Should doctors be talking to their infirmed and elderly patients about end-of-life options? Why, the simple act of discussion confirms that options exist at all. At the heart of the matter is whether or not personal choice exists at the end of life and, if so, what is the best way for Americans to gain access to the information they need to make intelligent decisions about their final days. Sometimes patients want everything possible to prolong death. Sometimes patients want to go home to die in bed with palliative care only.

In our attempt to preserve our right to happiness, we've institutionalized the dying process to the point that we've relinquished control over the end of our lives. Death used to occur over much shorter periods of time, and it was part of the fabric of every family. Today, we give it visiting hours and turn death over to doctors, insurance companies and ethics committees who, supposedly, know something more than we do about this scary subject.

No wonder we're petrified that someday real death panels will exist to decide our fate. We have reason to be afraid. Recent published studies in The New England Journal of Medicine support the idea that patients have lost control of their care:

  • Only 16 percent of doctors said they'd discuss a terminal prognosis, even when the patient asks for the truth. Instead, they offer hope and additional treatment options.
  • Less than ½ of intensive care patients were asked about their preferences for life-sustaining treatment, even after 48 hours of receiving it.
  • Terminally ill lung cancer patients in hospice care lived three months longer, reported being happier and had less pain than those receiving aggressive care alone, yet most patients do not get hospice information until they have only a few weeks left to live.
  • Only 11 percent of nursing home residents say they want to receive intensive care treatments at the end of their lives, but aggressive care is still the standard.

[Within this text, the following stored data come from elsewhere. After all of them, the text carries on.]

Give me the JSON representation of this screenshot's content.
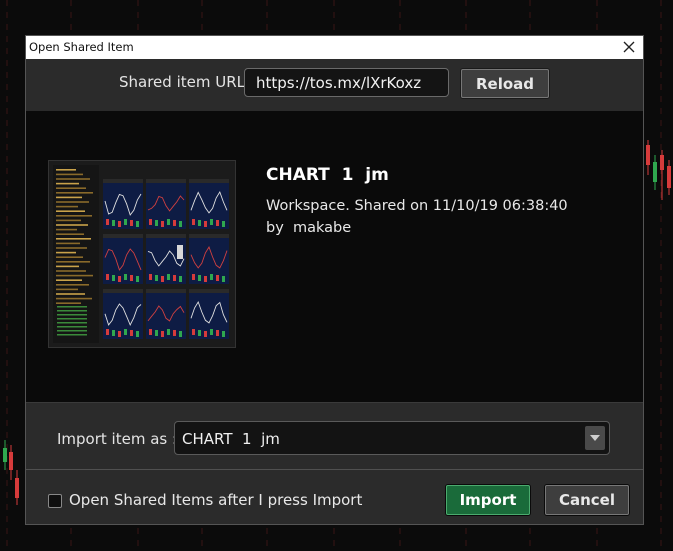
{
  "dialog": {
    "title": "Open Shared Item",
    "close_icon": "close-icon"
  },
  "url_row": {
    "label": "Shared item URL:",
    "url_value": "https://tos.mx/lXrKoxz",
    "reload_label": "Reload"
  },
  "preview": {
    "thumbnail_icon": "workspace-thumbnail",
    "item_name": "CHART  1  jm",
    "description": "Workspace. Shared on 11/10/19 06:38:40",
    "author_line": "by  makabe"
  },
  "import_row": {
    "label": "Import item as :",
    "selected_value": "CHART  1  jm",
    "dropdown_icon": "chevron-down-icon"
  },
  "bottom_row": {
    "checkbox_label": "Open Shared Items after I press Import",
    "checkbox_checked": false,
    "import_label": "Import",
    "cancel_label": "Cancel"
  },
  "colors": {
    "dialog_bg": "#2b2b2b",
    "preview_bg": "#0a0a0a",
    "import_button": "#1a6b3a",
    "title_bar": "#ffffff"
  }
}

It seems to me that, at best, the new Medicare provision was trying to solve a communications problem. But we all know that government can't regulate a conversation -- it can barely engage in one itself. It can't enforce honesty, and it can't help people prepare emotionally for their own lives. And it sure can't make us less afraid.

We need to separate the idea of advance care planning -- which is all about our own choice -- from the horned devil known as government-rationed care -- which is about someone else's choice for us. But so far, they remain lumped together under the term "death panels." That's just wrong.

The administration's recent actions are making things worse for people who want access to end-of-life choice. This is the second time the government has tried to enforce the discussion provision for Medicare doctors. It is the second time they've withdrawn it. Why do people think it's not in our best interest? Well, as far as I can tell, the administration kindled the conspiracy theories with its quiet appointment of Dr. Donald Berwick to the top spot in Medicare administration last year. It seems Berwick's been saying things that can lead us to think he's going to move the U.S. toward a rationed health care system with treatment for individuals based on formulas. The conspiracy fire was further fueled when Berwick announced the aforementioned conversation provision last Christmas Day. To the suspicious or frightened mind, these actions, taken when the country and journalists were looking the other way, can make the government's role in end-of-life issues seem closeted and nefarious.

I understand the argument that says it's a slippery slope from Medicare paying doctors to talk about advance care directives to government-mandated euthanasia. Sure, it could happen that way, the same way that food might eventually be synthesized into little pills or intelligent machines might one day rule the earth "Terminator"-style. But I don't buy it. I think there's another reason people don't want to discuss end-of-life choices: It isn't fun.

No law, incentive or technology will make it easier to talk about dying. That is up to us, and I'll talk about that in future posts. As a society, we've got to learn a better way to accept death as a normal and natural close to our productive lives.

Janice M. Van Dyck is author of "Finding Frances," a novel about end-of-life choices.